FIG. 4 shows a perspective view of a sheet material $441 formed into a bag shape having an opening in only one direction (arrow).

This type jE has a front protection part A, a back protection part B, and side protection parts F and G as bodies, so it has excellent impact resistance and can also prevent foreign matter from entering, making it possible to achieve a perfect packaging condition. .

As described above, each self-supporting plastic sheet material can be provided with IF means, openings, etc., as appropriate.

According to the method of packaging a radiation image storage panel using the self-supporting plastic sheet material and synthetic resin film of the present invention, the packaging process can be done in one hour less than in the past. That is, in the step (1) of storing panels in these sheet materials, each sheet material has self-supporting properties, so there is no need to support and hold the sheet material itself by hand to insert the panel. Sometimes one-sided operation (place the back protection part B facing upward,
This can be done by opening and closing the surface protection part A, etc.). Further, in the step (II), the sheet material containing the panel can be wrapped as it is in a compact shape using a synthetic resin film. Therefore, the above step (I)
, CU) can be a series of mechanized working steps.

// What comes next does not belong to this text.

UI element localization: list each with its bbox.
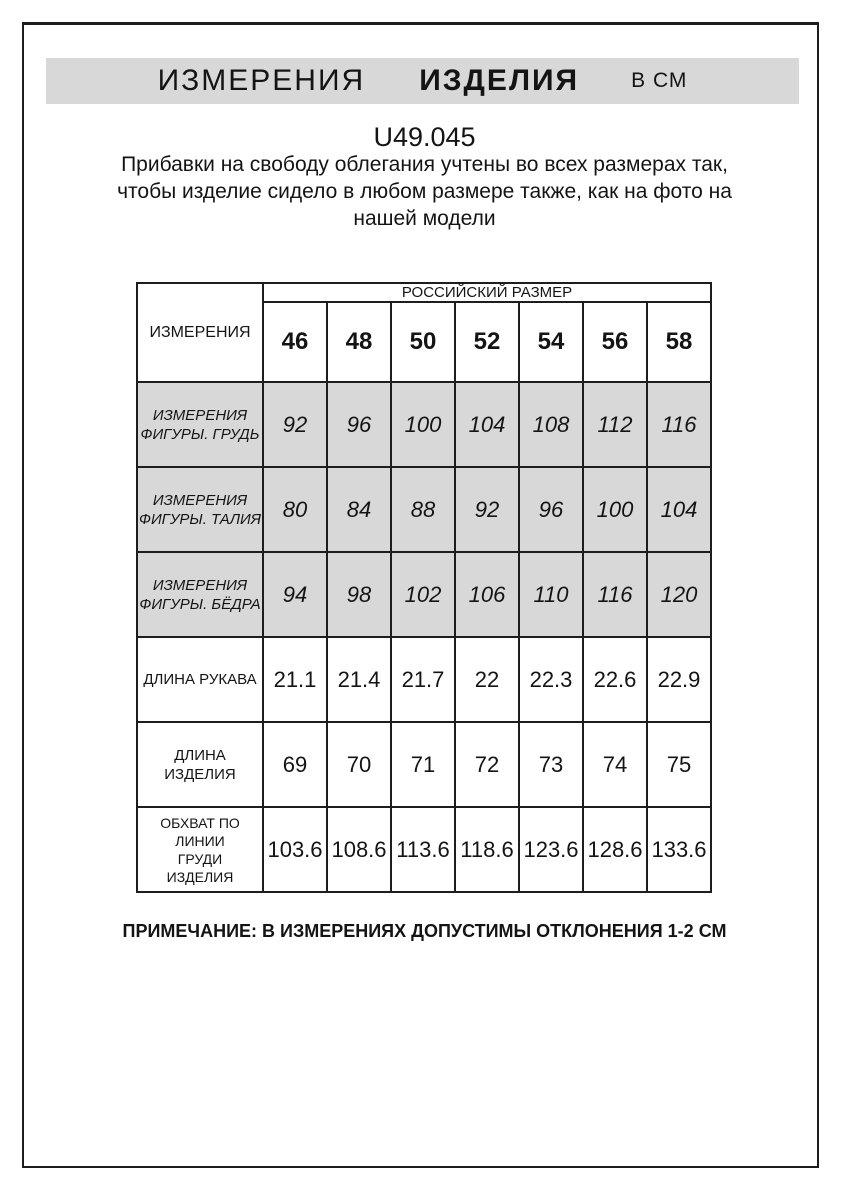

As explained above, the radiation image conversion panel packaging method of the present invention allows the radiation image conversion panel to be packaged efficiently. And the packaging form fg obtained from this method is the physical property of the panel.

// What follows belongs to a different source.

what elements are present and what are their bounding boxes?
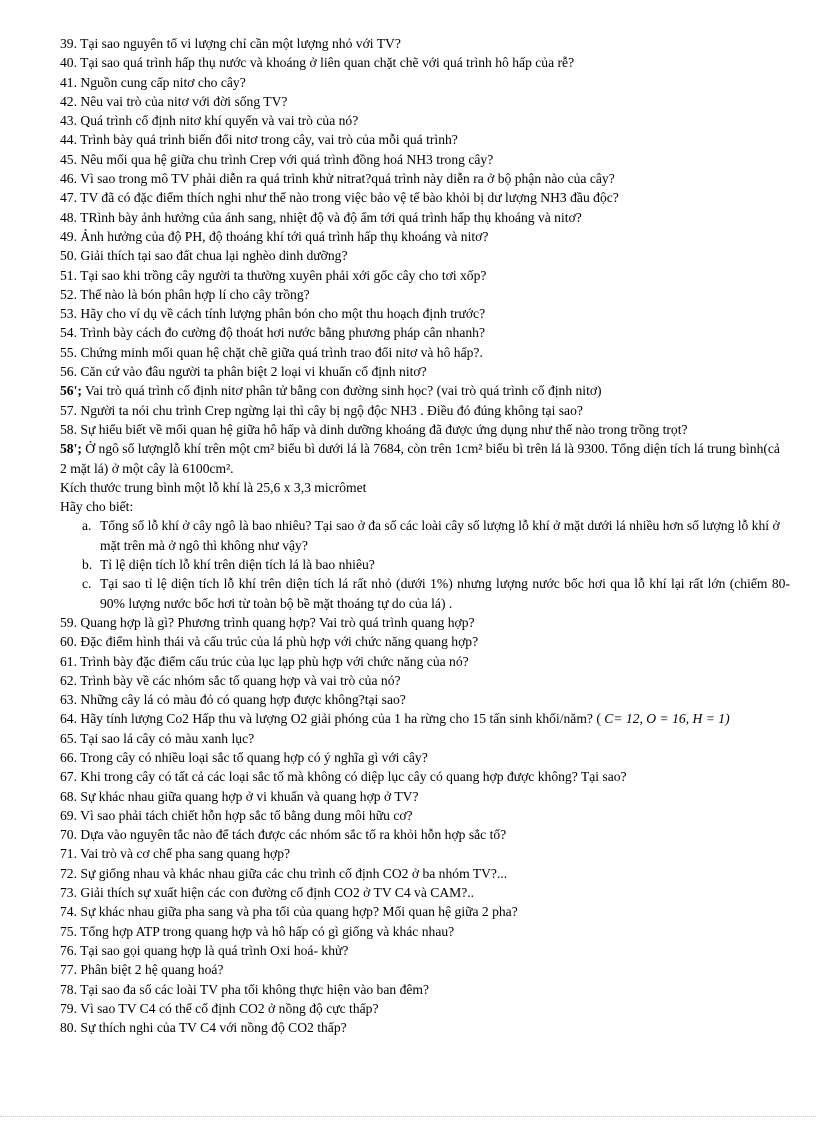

It is possible to prevent chemical deterioration, improve shelf life, and maintain panel quality. Furthermore, it has many advantages, such as making it possible to reduce manufacturing costs due to the simplification of packaging materials.

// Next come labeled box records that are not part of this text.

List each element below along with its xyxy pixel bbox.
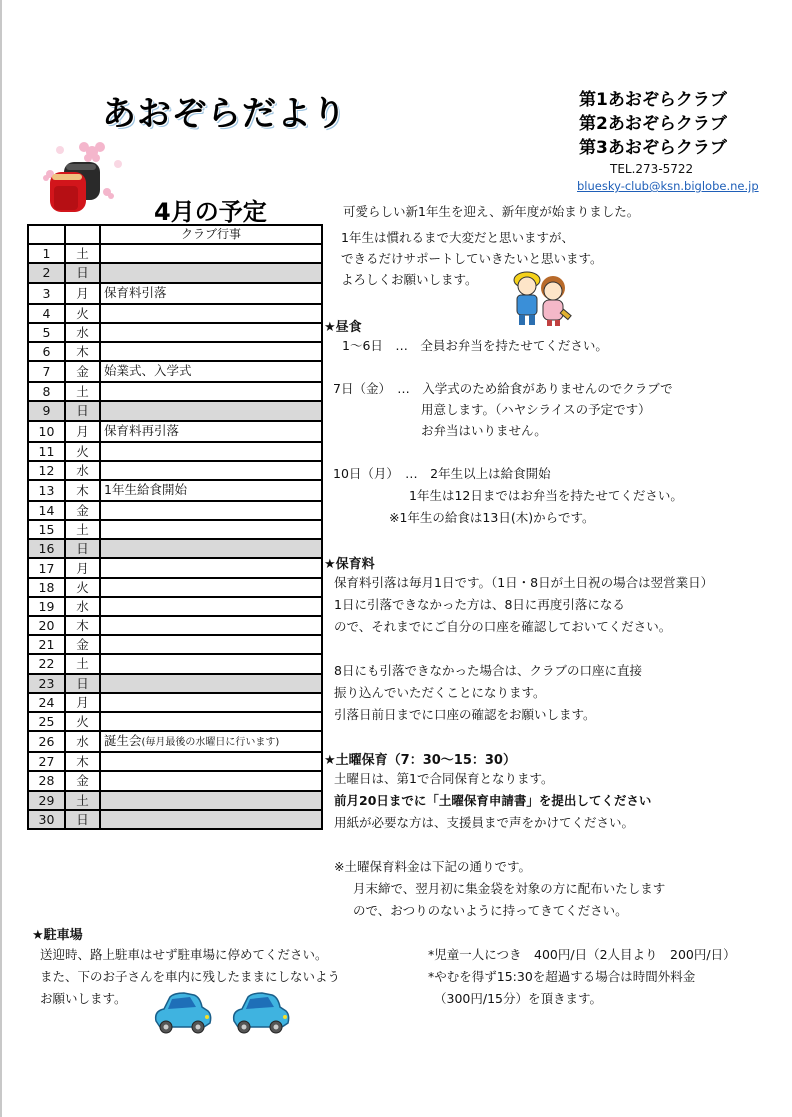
date-cell: 20 — [28, 616, 65, 635]
date-cell: 15 — [28, 520, 65, 539]
table-row — [28, 421, 322, 442]
car-icon — [228, 991, 292, 1035]
greeting-line-4: よろしくお願いします。 — [341, 272, 478, 287]
weekday-cell: 月 — [65, 283, 100, 304]
saturday-fee-1: *児童一人につき 400円/日（2人目より 200円/日） — [428, 947, 736, 962]
event-cell — [100, 597, 322, 616]
table-row — [28, 283, 322, 304]
event-cell — [100, 731, 322, 752]
event-note: (毎月最後の水曜日に行います) — [141, 737, 280, 749]
saturday-line-6: ので、おつりのないように持ってきてください。 — [353, 903, 628, 918]
table-row — [28, 244, 322, 263]
weekday-cell: 金 — [65, 361, 100, 382]
lunch-item-3-line-1: 10日（月） … 2年生以上は給食開始 — [333, 466, 551, 481]
date-cell: 24 — [28, 693, 65, 712]
schoolchildren-icon — [507, 266, 577, 332]
lunch-item-2-line-2: 用意します。（ハヤシライスの予定です） — [421, 402, 651, 417]
date-cell: 21 — [28, 635, 65, 654]
event-cell — [100, 674, 322, 693]
event-cell — [100, 558, 322, 577]
table-row — [28, 810, 322, 829]
date-cell: 25 — [28, 712, 65, 731]
event-cell — [100, 771, 322, 790]
event-cell — [100, 263, 322, 282]
table-row — [28, 304, 322, 323]
weekday-cell: 水 — [65, 731, 100, 752]
weekday-cell: 日 — [65, 401, 100, 420]
date-cell: 14 — [28, 501, 65, 520]
date-cell: 8 — [28, 382, 65, 401]
date-cell: 2 — [28, 263, 65, 282]
club-name-2: 第2あおぞらクラブ — [579, 114, 727, 134]
table-row — [28, 361, 322, 382]
event-cell — [100, 244, 322, 263]
table-row — [28, 263, 322, 282]
weekday-cell: 木 — [65, 480, 100, 501]
lunch-heading: ★昼食 — [324, 320, 362, 335]
weekday-cell: 土 — [65, 382, 100, 401]
fees-line-4: 8日にも引落できなかった場合は、クラブの口座に直接 — [334, 663, 642, 678]
weekday-cell: 土 — [65, 244, 100, 263]
event-cell — [100, 712, 322, 731]
header-dow — [65, 225, 100, 244]
event-cell — [100, 752, 322, 771]
weekday-cell: 火 — [65, 712, 100, 731]
table-row — [28, 712, 322, 731]
date-cell: 11 — [28, 442, 65, 461]
event-cell — [100, 304, 322, 323]
weekday-cell: 月 — [65, 558, 100, 577]
date-cell: 3 — [28, 283, 65, 304]
event-cell — [100, 342, 322, 361]
weekday-cell: 金 — [65, 771, 100, 790]
event-cell — [100, 693, 322, 712]
greeting-line-1: 可愛らしい新1年生を迎え、新年度が始まりました。 — [343, 204, 640, 219]
date-cell: 1 — [28, 244, 65, 263]
table-row — [28, 520, 322, 539]
weekday-cell: 日 — [65, 674, 100, 693]
date-cell: 7 — [28, 361, 65, 382]
event-text: 保育料再引落 — [104, 422, 180, 438]
table-row — [28, 480, 322, 501]
event-cell — [100, 480, 322, 501]
event-cell — [100, 520, 322, 539]
event-cell — [100, 421, 322, 442]
event-cell — [100, 442, 322, 461]
fees-line-1: 保育料引落は毎月1日です。（1日・8日が土日祝の場合は翌営業日） — [334, 575, 714, 590]
table-row — [28, 558, 322, 577]
weekday-cell: 火 — [65, 442, 100, 461]
event-cell — [100, 578, 322, 597]
fees-line-2: 1日に引落できなかった方は、8日に再度引落になる — [334, 597, 625, 612]
event-text: 誕生会 — [104, 733, 142, 749]
event-cell — [100, 401, 322, 420]
weekday-cell: 月 — [65, 421, 100, 442]
date-cell: 26 — [28, 731, 65, 752]
fees-line-3: ので、それまでにご自分の口座を確認しておいてください。 — [334, 619, 672, 634]
randoseru-icon — [34, 140, 126, 222]
date-cell: 30 — [28, 810, 65, 829]
car-icon — [150, 991, 214, 1035]
date-cell: 22 — [28, 654, 65, 673]
schedule-body — [28, 244, 322, 829]
parking-line-3: お願いします。 — [40, 991, 127, 1006]
date-cell: 4 — [28, 304, 65, 323]
event-cell — [100, 654, 322, 673]
date-cell: 13 — [28, 480, 65, 501]
weekday-cell: 金 — [65, 501, 100, 520]
date-cell: 29 — [28, 791, 65, 810]
table-row — [28, 616, 322, 635]
table-row — [28, 442, 322, 461]
event-cell — [100, 539, 322, 558]
saturday-line-5: 月末締で、翌月初に集金袋を対象の方に配布いたします — [353, 881, 666, 896]
event-cell — [100, 461, 322, 480]
lunch-item-1: 1～6日 … 全員お弁当を持たせてください。 — [342, 338, 608, 353]
weekday-cell: 日 — [65, 539, 100, 558]
weekday-cell: 火 — [65, 578, 100, 597]
weekday-cell: 金 — [65, 635, 100, 654]
event-text: 1年生給食開始 — [104, 481, 187, 497]
event-cell — [100, 791, 322, 810]
saturday-heading: ★土曜保育（7：30～15：30） — [324, 753, 516, 768]
weekday-cell: 木 — [65, 616, 100, 635]
event-cell — [100, 810, 322, 829]
date-cell: 9 — [28, 401, 65, 420]
saturday-line-3: 用紙が必要な方は、支援員まで声をかけてください。 — [334, 815, 635, 830]
date-cell: 17 — [28, 558, 65, 577]
fees-heading: ★保育料 — [324, 557, 375, 572]
table-row — [28, 752, 322, 771]
event-cell — [100, 501, 322, 520]
weekday-cell: 土 — [65, 654, 100, 673]
date-cell: 23 — [28, 674, 65, 693]
weekday-cell: 木 — [65, 752, 100, 771]
event-cell — [100, 283, 322, 304]
table-row — [28, 635, 322, 654]
weekday-cell: 木 — [65, 342, 100, 361]
saturday-fee-3: （300円/15分）を頂きます。 — [434, 991, 602, 1006]
header-date — [28, 225, 65, 244]
table-row — [28, 791, 322, 810]
date-cell: 19 — [28, 597, 65, 616]
weekday-cell: 日 — [65, 263, 100, 282]
newsletter-title: あおぞらだより — [102, 94, 347, 134]
weekday-cell: 月 — [65, 693, 100, 712]
phone-number: TEL.273-5722 — [610, 162, 694, 176]
event-text: 始業式、入学式 — [104, 363, 192, 379]
table-row — [28, 323, 322, 342]
parking-line-2: また、下のお子さんを車内に残したままにしないよう — [40, 969, 341, 984]
event-cell — [100, 635, 322, 654]
date-cell: 5 — [28, 323, 65, 342]
club-list — [579, 88, 727, 160]
lunch-item-3-line-3: ※1年生の給食は13日(木)からです。 — [389, 510, 595, 525]
date-cell: 6 — [28, 342, 65, 361]
lunch-item-2-line-3: お弁当はいりません。 — [421, 423, 547, 438]
fees-line-6: 引落日前日までに口座の確認をお願いします。 — [334, 707, 596, 722]
saturday-line-4: ※土曜保育料金は下記の通りです。 — [334, 859, 531, 874]
event-cell — [100, 382, 322, 401]
weekday-cell: 水 — [65, 323, 100, 342]
table-row — [28, 693, 322, 712]
email-link[interactable]: bluesky-club@ksn.biglobe.ne.jp — [577, 179, 759, 193]
weekday-cell: 日 — [65, 810, 100, 829]
schedule-table — [27, 224, 323, 830]
parking-line-1: 送迎時、路上駐車はせず駐車場に停めてください。 — [40, 947, 328, 962]
greeting-line-2: 1年生は慣れるまで大変だと思いますが、 — [341, 230, 574, 245]
date-cell: 16 — [28, 539, 65, 558]
lunch-item-3-line-2: 1年生は12日まではお弁当を持たせてください。 — [409, 488, 683, 503]
table-row — [28, 342, 322, 361]
date-cell: 18 — [28, 578, 65, 597]
table-row — [28, 654, 322, 673]
table-row — [28, 401, 322, 420]
header-event: クラブ行事 — [100, 225, 322, 244]
table-row — [28, 539, 322, 558]
weekday-cell: 水 — [65, 461, 100, 480]
table-row — [28, 461, 322, 480]
table-row — [28, 382, 322, 401]
parking-heading: ★駐車場 — [32, 928, 83, 943]
weekday-cell: 土 — [65, 520, 100, 539]
table-header-row — [28, 225, 322, 244]
saturday-line-1: 土曜日は、第1で合同保育となります。 — [334, 771, 554, 786]
date-cell: 27 — [28, 752, 65, 771]
weekday-cell: 水 — [65, 597, 100, 616]
date-cell: 10 — [28, 421, 65, 442]
table-row — [28, 501, 322, 520]
weekday-cell: 土 — [65, 791, 100, 810]
event-text: 保育料引落 — [104, 284, 167, 300]
table-row — [28, 771, 322, 790]
club-name-3: 第3あおぞらクラブ — [579, 138, 727, 158]
event-cell — [100, 616, 322, 635]
table-row — [28, 731, 322, 752]
event-cell — [100, 323, 322, 342]
fees-line-5: 振り込んでいただくことになります。 — [334, 685, 546, 700]
table-row — [28, 674, 322, 693]
saturday-fee-2: *やむを得ず15:30を超過する場合は時間外料金 — [428, 969, 696, 984]
weekday-cell: 火 — [65, 304, 100, 323]
table-row — [28, 597, 322, 616]
greeting-line-3: できるだけサポートしていきたいと思います。 — [341, 251, 603, 266]
date-cell: 12 — [28, 461, 65, 480]
club-name-1: 第1あおぞらクラブ — [579, 90, 727, 110]
lunch-item-2-line-1: 7日（金） … 入学式のため給食がありませんのでクラブで — [333, 381, 673, 396]
saturday-line-2: 前月20日までに「土曜保育申請書」を提出してください — [334, 793, 652, 808]
event-cell — [100, 361, 322, 382]
date-cell: 28 — [28, 771, 65, 790]
schedule-title: 4月の予定 — [154, 198, 267, 226]
table-row — [28, 578, 322, 597]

[Brief explanation of drawings]

FIG. 1a is a perspective view showing an example of a packaging form constructed by the radiation image conversion panel packaging method of the present invention. FIG. 1b is an elevational sectional view taken along line II in FIG. 1a. FIGS. 2, 3, and 4 are side views showing other configuration examples of the self-supporting plastic material used in the radiation image storage panel packaging method of the present invention, respectively. A: Surface protection portion B: Back protection portion C: Folding joint portion, E, F, G: Side protection portions 11.21, 31.41: Self-supporting plastic sheet material 12: Radiation image conversion panel 13: Locking Means 14: Opening 15: Synthetic resin film 16a, 16b: M shock material Patent applicant Tomi F Photo Film Co., Ltd. Representative Patent attorney Yasushi Yanagikawa Figure 1a Figure 1b

Claims (1)

[Claims] 1. A method of packaging a sheet-like radiation image conversion panel containing a stimulable phosphor, in which: (I) a surface protection disposed on the side that protects the front surface of the panel; sandwiching the panel with a self-supporting plastic sheet material formed by folding back on at least one side a back protection part arranged on a side that protects at least a part of the back surface of the panel; and (II) sealing the self-supporting plastic sheet material sandwiching the panel using a synthetic resin film. 2. The method for packaging a radiation image storage panel according to claim 1, wherein the self-supporting plastic sheet material has light-shielding properties. 3. The method for packaging a radiation image conversion panel according to claim 1 or 2, wherein a locking means is provided on the peripheral edge of the self-supporting plastic sheet material. 4. The method for packaging a radiation image storage panel according to claim 1, wherein the synthetic resin film has transparency. 5. The radiation image conversion according to claim 1 or 2, wherein the synthetic resin film for sealing the self-supporting plastic sheet material is in close contact with the sheet material. Panel packaging method. 6. The method for packaging a radiation image conversion panel according to claim 1 or 2, wherein a cushioning material is provided on the inner surface of at least the surface protection portion of the self-supporting plastic sheet material.